Thanks for everyone's help. Of course I'll not remember who said what, or even what you said, but I have notes. I'll also have to go back and read the research again. Sucks to get old, and I'm not that damn old!

Dale
Don't know how you guys survive in that brass monkey weather without heat. I never let my shop go below 16c around 60f and we never see ice or snow here.
"Sucks to get old, and I'm not that damn old!" Sure does, I'm 74 nearly 75, but as long as I can keep warm I'm ok, just a bit slow and can't lift anything. I can still remember most, about 90%, of what I've learned. It just takes a while to bring it to the surface.
While painting another project, I set up the bandsaw to cut the first foot. Now you can see what I was actually talking about. :)

Spring steel will be welded to the cut surface for the wear edge. Thanks again for all your inputs.

pd5eZNT.jpg


That looks fairly solid, should do a good job of ripping your driveway. make the leading edge of springsteel and when that wears build it up with a hard face electrode, there are quite a few types available, some are for impact others for metal to metal wear, and some for earth moving equip. that's the one you want, but your local welding supply guy should be able to advise the best for the job.
 
Personally, I survive by not going outside in winter, nor the heat of summer. Every year the comfort zone gets narrower. 4 months of "hibernating" in winter, 1-2 months in summer.

You have me by a few years with age, 61 here, but I guess I just led too fun of a life, as several parts have broken down, worn out, and I'm on disability with a very limited income.
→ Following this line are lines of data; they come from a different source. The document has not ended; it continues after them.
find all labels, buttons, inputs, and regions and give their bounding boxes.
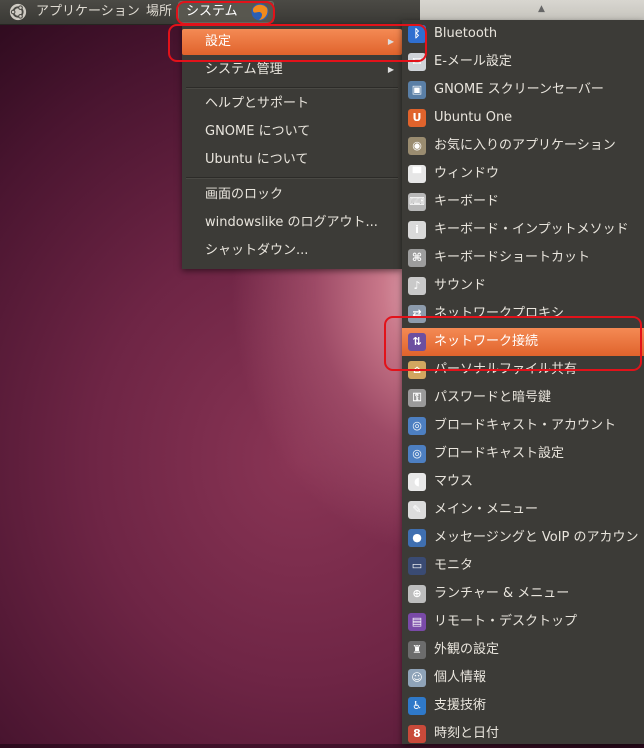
settings-item-label: ウィンドウ	[434, 166, 500, 181]
settings-item-monitor[interactable]: ▭ モニタ	[402, 552, 644, 580]
settings-item-label: Ubuntu One	[434, 110, 513, 125]
launcher-icon: ⊕	[408, 585, 426, 603]
settings-item-screensaver[interactable]: ▣ GNOME スクリーンセーバー	[402, 76, 644, 104]
personal-info-icon: ☺	[408, 669, 426, 687]
settings-item-label: キーボードショートカット	[434, 250, 591, 265]
settings-item-input-method[interactable]: i キーボード・インプットメソッド	[402, 216, 644, 244]
menu-item-label: システム管理	[205, 62, 283, 77]
annotation-ring-settings	[168, 24, 427, 62]
settings-item-label: GNOME スクリーンセーバー	[434, 82, 604, 97]
settings-item-keyboard[interactable]: ⌨ キーボード	[402, 188, 644, 216]
settings-item-label: 外観の設定	[434, 642, 500, 657]
settings-item-label: リモート・デスクトップ	[434, 614, 578, 629]
accessibility-icon: ♿	[408, 697, 426, 715]
settings-item-label: 個人情報	[434, 670, 487, 685]
settings-item-remote-desktop[interactable]: ▤ リモート・デスクトップ	[402, 608, 644, 636]
menu-item-logout[interactable]: windowslike のログアウト...	[182, 210, 402, 236]
settings-item-window[interactable]: ▀ ウィンドウ	[402, 160, 644, 188]
settings-item-label: 時刻と日付	[434, 726, 500, 741]
appearance-icon: ♜	[408, 641, 426, 659]
settings-item-favorite-apps[interactable]: ◉ お気に入りのアプリケーション	[402, 132, 644, 160]
settings-item-ubuntu-one[interactable]: U Ubuntu One	[402, 104, 644, 132]
settings-item-broadcast-account[interactable]: ◎ ブロードキャスト・アカウント	[402, 412, 644, 440]
settings-item-label: サウンド	[434, 278, 487, 293]
menu-item-about-ubuntu[interactable]: Ubuntu について	[182, 147, 402, 173]
menu-item-shutdown[interactable]: シャットダウン...	[182, 238, 402, 264]
settings-item-broadcast-settings[interactable]: ◎ ブロードキャスト設定	[402, 440, 644, 468]
settings-item-shortcut[interactable]: ⌘ キーボードショートカット	[402, 244, 644, 272]
password-keys-icon: ⚿	[408, 389, 426, 407]
broadcast-account-icon: ◎	[408, 417, 426, 435]
settings-item-label: お気に入りのアプリケーション	[434, 138, 616, 153]
settings-item-appearance[interactable]: ♜ 外観の設定	[402, 636, 644, 664]
settings-item-label: パスワードと暗号鍵	[434, 390, 552, 405]
settings-item-mouse[interactable]: ◖ マウス	[402, 468, 644, 496]
applications-menu[interactable]: アプリケーション	[36, 0, 140, 24]
settings-submenu: ᛒ Bluetooth ✉ E-メール設定 ▣ GNOME スクリーンセーバー U Ubunt…	[402, 20, 644, 744]
main-menu-icon: ✎	[408, 501, 426, 519]
window-icon: ▀	[408, 165, 426, 183]
settings-item-accessibility[interactable]: ♿ 支援技術	[402, 692, 644, 720]
settings-item-launcher[interactable]: ⊕ ランチャー & メニュー	[402, 580, 644, 608]
mouse-icon: ◖	[408, 473, 426, 491]
settings-item-email[interactable]: ✉ E-メール設定	[402, 48, 644, 76]
settings-item-label: ブロードキャスト・アカウント	[434, 418, 617, 433]
remote-desktop-icon: ▤	[408, 613, 426, 631]
favorite-apps-icon: ◉	[408, 137, 426, 155]
messaging-icon: ●	[408, 529, 426, 547]
ubuntu-logo-icon[interactable]	[9, 3, 27, 21]
annotation-ring-system	[176, 1, 275, 25]
settings-item-label: メッセージングと VoIP のアカウン	[434, 530, 639, 545]
settings-item-label: マウス	[434, 474, 474, 489]
settings-item-label: キーボード・インプットメソッド	[434, 222, 629, 237]
menu-item-help[interactable]: ヘルプとサポート	[182, 91, 402, 117]
settings-item-sound[interactable]: ♪ サウンド	[402, 272, 644, 300]
monitor-icon: ▭	[408, 557, 426, 575]
settings-item-messaging[interactable]: ● メッセージングと VoIP のアカウン	[402, 524, 644, 552]
broadcast-settings-icon: ◎	[408, 445, 426, 463]
settings-item-label: 支援技術	[434, 698, 487, 713]
places-menu[interactable]: 場所	[146, 0, 172, 24]
annotation-ring-network-connections	[384, 316, 642, 371]
input-method-icon: i	[408, 221, 426, 239]
keyboard-icon: ⌨	[408, 193, 426, 211]
settings-item-label: Bluetooth	[434, 26, 498, 41]
menu-separator	[186, 87, 398, 89]
ubuntu-one-icon: U	[408, 109, 426, 127]
scroll-up-arrow-icon[interactable]: ▲	[538, 4, 545, 14]
settings-item-label: ランチャー & メニュー	[434, 586, 570, 601]
settings-item-password-keys[interactable]: ⚿ パスワードと暗号鍵	[402, 384, 644, 412]
settings-item-main-menu[interactable]: ✎ メイン・メニュー	[402, 496, 644, 524]
sound-icon: ♪	[408, 277, 426, 295]
settings-item-bluetooth[interactable]: ᛒ Bluetooth	[402, 20, 644, 48]
menu-item-about-gnome[interactable]: GNOME について	[182, 119, 402, 145]
settings-item-label: モニタ	[434, 558, 474, 573]
menu-separator	[186, 177, 398, 179]
shortcut-icon: ⌘	[408, 249, 426, 267]
settings-item-label: E-メール設定	[434, 54, 512, 69]
menu-item-lock-screen[interactable]: 画面のロック	[182, 182, 402, 208]
time-date-icon: 8	[408, 725, 426, 743]
settings-item-label: ブロードキャスト設定	[434, 446, 565, 461]
screensaver-icon: ▣	[408, 81, 426, 99]
settings-item-label: メイン・メニュー	[434, 502, 539, 517]
settings-item-label: キーボード	[434, 194, 500, 209]
settings-item-personal-info[interactable]: ☺ 個人情報	[402, 664, 644, 692]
Makes my "work" days in the shop an hour long on average. Any more than that, and it's 2-3 days recovery time. Guess you might say I'm not old, just severly worn.

The bar stock is 3/4x1 3/4" (I really wish the US would convert to metric and join the rest of the world, it's so much easier, but fractions are how stuff comes, so it's fractions I have to contend with) Should be more than sturdy enough. I'm no engineer, just overbuild to where I know it just HAS to be strong enough.
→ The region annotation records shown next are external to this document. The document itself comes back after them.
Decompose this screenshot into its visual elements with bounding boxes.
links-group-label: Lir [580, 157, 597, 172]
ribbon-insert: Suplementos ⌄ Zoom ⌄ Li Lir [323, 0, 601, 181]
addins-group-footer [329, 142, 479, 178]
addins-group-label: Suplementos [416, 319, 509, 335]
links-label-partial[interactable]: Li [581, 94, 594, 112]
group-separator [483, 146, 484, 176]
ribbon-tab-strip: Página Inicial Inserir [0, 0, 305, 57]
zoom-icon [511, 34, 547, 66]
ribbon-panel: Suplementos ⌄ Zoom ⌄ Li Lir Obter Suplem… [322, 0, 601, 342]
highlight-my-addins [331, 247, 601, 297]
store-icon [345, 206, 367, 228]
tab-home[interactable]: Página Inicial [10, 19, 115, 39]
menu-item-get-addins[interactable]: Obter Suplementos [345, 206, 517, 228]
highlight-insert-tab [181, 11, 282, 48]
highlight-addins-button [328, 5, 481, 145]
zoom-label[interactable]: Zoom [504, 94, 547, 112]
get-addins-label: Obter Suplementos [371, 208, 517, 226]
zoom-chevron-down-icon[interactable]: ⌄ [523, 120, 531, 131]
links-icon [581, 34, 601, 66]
Cover the front of the foot with the spring steel. I'm not planning on more than 2" deep, so all wear would be on the spring steel. When grading with just a blade, the larger, mostly buried, aggregate tends to "pop" out, leaving the surface all larger stone, no fines for binding. 2" should be ample to keep it mixed. They'll be adjustable of course so depth can be experimented with, and go no deeper than required.
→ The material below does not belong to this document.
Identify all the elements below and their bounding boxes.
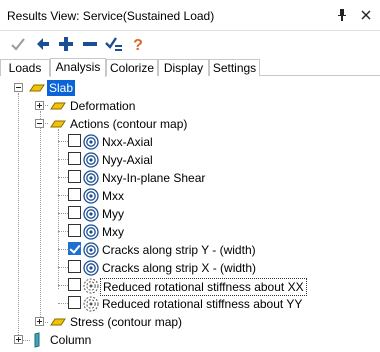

While I buy new stock on occasion, the vast majority of what I use is scrap yard metal, or 1/2 price drops from the only shop I've found that still provides actual customer service to the average joe. The only place that will cut for hauling for free, if you buy a full stick. That doesn't happen very often for me, but it's always a consideration. When designing a project, try to make it all from the same thing. Yeah, right.